Spades Online: Play Spades for Free [Single + Multiplayer]
Play free Spades online against the computer, pair up with other players online or create a private table for you and your friends. Whichever way you choose, you're sure to have loads of fun playing this internet Spades game. If you have a competitive streak, you can join a ranked game to play against more experienced players.
Spades is a trick-taking game played by 4 people who are divided into teams of 2, with team players sitting across from each other. It's a timeless classic with a lot of similarities to Double Deck Pinochle. Teamwork, skillful bidding, and strategic cooperation are key to winning the game.
For people who haven't played the game before, we suggest looking through our thorough guide on how to play Spades, where you'll also find a helpful interactive tutorial that'll lead you through a game. If you're just looking for a brush-up on the rules, look no further!
The goal of the game is to get your team to 500 points. Cards are ranked from Ace being the highest value to 2 being the lowest. At the start of the game, each player is dealt 13 cards, and the player to the left of the dealer goes first. In each round, players bid on how many tricks they can take. Each team combines their bids to determine how many tricks they have to take to avoid negative points.
Players must follow the suit of the card that has been laid down before their turn. If they don't have that suit on hand, they can play any card, except a suit of Spades, on the first trick. A suit of Spades can be played once they've been "broken" and have become the "trump" suit.
After each hand, scores are calculated. A team will receive 10 points per trick bid if they meet or exceed their bid, with 1 point for each extra trick taken. If a team fails to meet their bid, they'll get 10 points deducted from their score for each trick bid. Every 10 extra tricks, also called bags, a team accumulates costs the team 100 points. The game ends when a team either reaches 500 points or falls below -200 points. The highest-scoring team wins.
The Spades card game is a game of strategy, and not only that, it's a game of cooperation where you have to work with a teammate to win over the other team. Unlike games based on luck, the team that plays the best tends to win the game.
Once you've played for a while, we suggest reading through our thorough Spades Strategy Guide. Most of the strategies either relate to the bidding or playing process. We've summarized the most useful tips and tricks below.
- Keep an eye on what has already been bid by the time it gets to you. There are only 13 tricks available to take. If the total of all bids exceeds this, then one team is guaranteed not to make their bid. Make sure it's not your team!
- If you don't have a lot of bags, it may be good to bid 1 less than you think you can take. This allows you to cover for your opponent if needed, and you can always throw away cards.
- If your opponents have a lot of bags, you may wish to underbid and then force them to take tricks they do not want.
- If you are close to winning, you may want to be more conservative in your final bid to ensure you will meet your bid and still win. Just be careful of bags.
- Do not bid nil if your partner has already bid nil.
- If your partner already bid, and they bid nil, you may want to bid a little higher than you normally would, as you may be taking more tricks than usual as part of your duty to cover your partner.

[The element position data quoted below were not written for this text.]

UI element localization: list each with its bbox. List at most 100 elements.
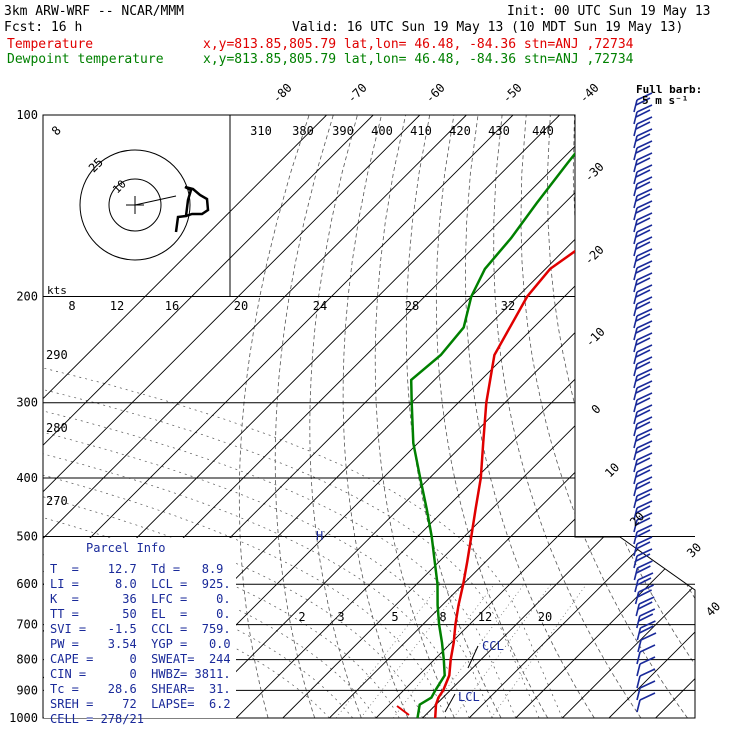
mixing-ratio-label: 3	[337, 610, 344, 624]
wind-barb-flag	[636, 356, 653, 365]
wind-barb-flag	[639, 625, 654, 634]
wind-barb-staff	[636, 615, 641, 629]
wind-barb-staff	[633, 207, 638, 221]
speed-label: 12	[110, 299, 124, 313]
wind-barb-staff	[633, 267, 638, 281]
wind-barb-flag	[636, 440, 653, 449]
wind-barb-flag	[637, 601, 653, 610]
wind-barb-flag	[635, 517, 651, 526]
mixing-ratio-line	[360, 583, 464, 718]
hodograph-ring-label-2: 25	[86, 155, 106, 175]
wind-barb-flag	[637, 572, 654, 581]
pressure-tick-label: 800	[16, 653, 38, 667]
mixing-ratio-label: 20	[538, 610, 552, 624]
theta-label: 400	[371, 124, 393, 138]
wind-barb-staff	[636, 663, 641, 677]
moist-adiabat	[43, 296, 377, 718]
wind-barb-flag	[635, 349, 651, 358]
header: 3km ARW-WRF -- NCAR/MMM Init: 00 UTC Sun…	[4, 4, 711, 67]
temperature-legend-label: Temperature	[7, 37, 93, 52]
wind-barb-staff	[633, 555, 638, 569]
full-barb-title: Full barb:	[636, 83, 702, 96]
wind-barb-staff	[633, 135, 638, 149]
wind-barb-staff	[633, 219, 638, 233]
wind-barb-flag	[636, 524, 653, 533]
wind-barb-flag	[640, 620, 656, 629]
wind-barb-staff	[636, 687, 641, 701]
wind-barb-flag	[636, 428, 653, 437]
wind-barb-flag	[635, 529, 651, 538]
dry-adiabat	[598, 115, 695, 718]
wind-barb-flag	[636, 577, 652, 586]
isotherm-label: 10	[602, 460, 622, 480]
mixing-ratio-line	[335, 583, 441, 718]
wind-barb-flag	[636, 332, 653, 341]
wind-barb-staff	[633, 279, 638, 293]
pressure-tick-label: 900	[16, 683, 38, 697]
parcel-info-title: Parcel Info	[86, 541, 165, 555]
isotherm-line	[43, 115, 421, 718]
wind-barb-flag	[636, 368, 653, 377]
wind-barb-flag	[635, 469, 651, 478]
dry-adiabat	[520, 115, 688, 718]
isotherm-line	[189, 115, 695, 718]
wind-barb-staff	[637, 639, 642, 653]
wind-barb-flag	[635, 313, 651, 322]
isotherm-label: -20	[582, 243, 607, 268]
full-barb-unit: 5 m s⁻¹	[642, 94, 688, 107]
mixing-ratio-line	[490, 583, 587, 718]
isotherm-label: -10	[583, 325, 608, 350]
wind-barb-flag	[636, 344, 653, 353]
height-label: 270	[46, 494, 68, 508]
parcel-info-row: SREH = 72 LAPSE= 6.2	[50, 697, 231, 711]
wind-barb-staff	[636, 675, 641, 689]
wind-barb-staff	[633, 255, 638, 269]
hodograph-ring-outer	[79, 149, 191, 261]
wind-barb-staff	[633, 495, 638, 509]
isotherm-line	[468, 115, 695, 718]
dewpoint-line	[409, 115, 608, 718]
isotherm-line	[43, 115, 467, 718]
theta-label: 440	[532, 124, 554, 138]
wind-barb-staff	[633, 303, 638, 317]
wind-barb-flag	[635, 181, 651, 190]
isotherm-label: 40	[703, 599, 723, 619]
wind-barb-flag	[635, 169, 651, 178]
wind-barb-flag	[635, 385, 651, 394]
wind-barb-flag	[640, 632, 657, 641]
wind-barb-staff	[633, 231, 638, 245]
wind-barb-flag	[639, 644, 656, 653]
isotherm-line	[422, 115, 695, 718]
wind-barb-flag	[635, 217, 651, 226]
isotherm-label: -30	[582, 160, 607, 185]
wind-barbs	[633, 92, 657, 713]
wind-barb-flag	[636, 404, 653, 413]
wind-barb-staff	[633, 315, 638, 329]
wind-barb-flag	[635, 193, 651, 202]
mixing-ratio-line	[393, 583, 495, 718]
parcel-info-box: Parcel Info T = 12.7 Td = 8.9LI = 8.0 LC…	[44, 538, 236, 726]
wind-barb-flag	[635, 301, 651, 310]
wind-barb-staff	[636, 699, 641, 713]
wind-barb-flag	[636, 512, 653, 521]
parcel-info-row: CAPE = 0 SWEAT= 244	[50, 652, 231, 666]
wind-barb-flag	[639, 656, 656, 665]
isotherm-line	[43, 115, 374, 718]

- In general, if you are the last person to play and your partner is already winning the trick, it's best not to steal the trick from them by playing a higher card or a trump.
- If your partner bids nil, make sure you play lots of high cards to cover them! If you play an Ace of Hearts, for example, and they only play a 2 of Hearts, then they likely don't have any more Hearts. Thus it is good to continue leading Heart cards so your partner can get rid of the high cards they have from other suits.
- If the bids are more than 13, then one team is guaranteed not to make their bid. In this situation, it is usually useful to lead Spades as soon as possible.
- More often than not, it's not the Spades that cause a team to be "set" but rather the cards that are played after the Spades.
- When the highest card in a suit is played, that is usually a good time to get rid of your middle cards (8, 9, 10).
Frequently asked questions
What is a trick, and what does it mean to lead a trick?
A trick is the pile of 4 cards collected by the player who placed the highest card in the pile. It also refers to a discrete phase in the game when each player plays one card. The person who plays the first card in a trick is said to lead the trick.
What is a bag, and what happens when a team rolls in Spades?
A bag is an extra trick taken above the team's initial bid. If a team collects 10 bags, it leads to a loss of 100 points, which is called rolling.
What does it mean to cover and duck?
Covering is playing a higher-ranking card to protect a partner who bid nil from taking a trick, while ducking is playing a lower-ranking card to avoid taking a trick when you have a higher card of the same suit.
What does it mean to be long or short in a suit, and what happens when a hand is void in a suit?
Being long in a suit means having more cards of that suit than average while being short means having fewer cards of that suit than average. A hand is void in a suit if it contains no cards of that suit.
What does it mean to be set, and how does it affect the game?
A team is set when they fail to make their bid. Setting an opponent means preventing them from making their bid, which can impact the game's outcome.
What do the terms being used by people in the chat mean?
In the chat, "gc" means "Good cover", "gcp" or "gc p" means "Good cover, partner", "nsp" or "ns p" means "nice set, partner", and "ns" means "nice set". These terms are used to compliment or communicate with partners during the game.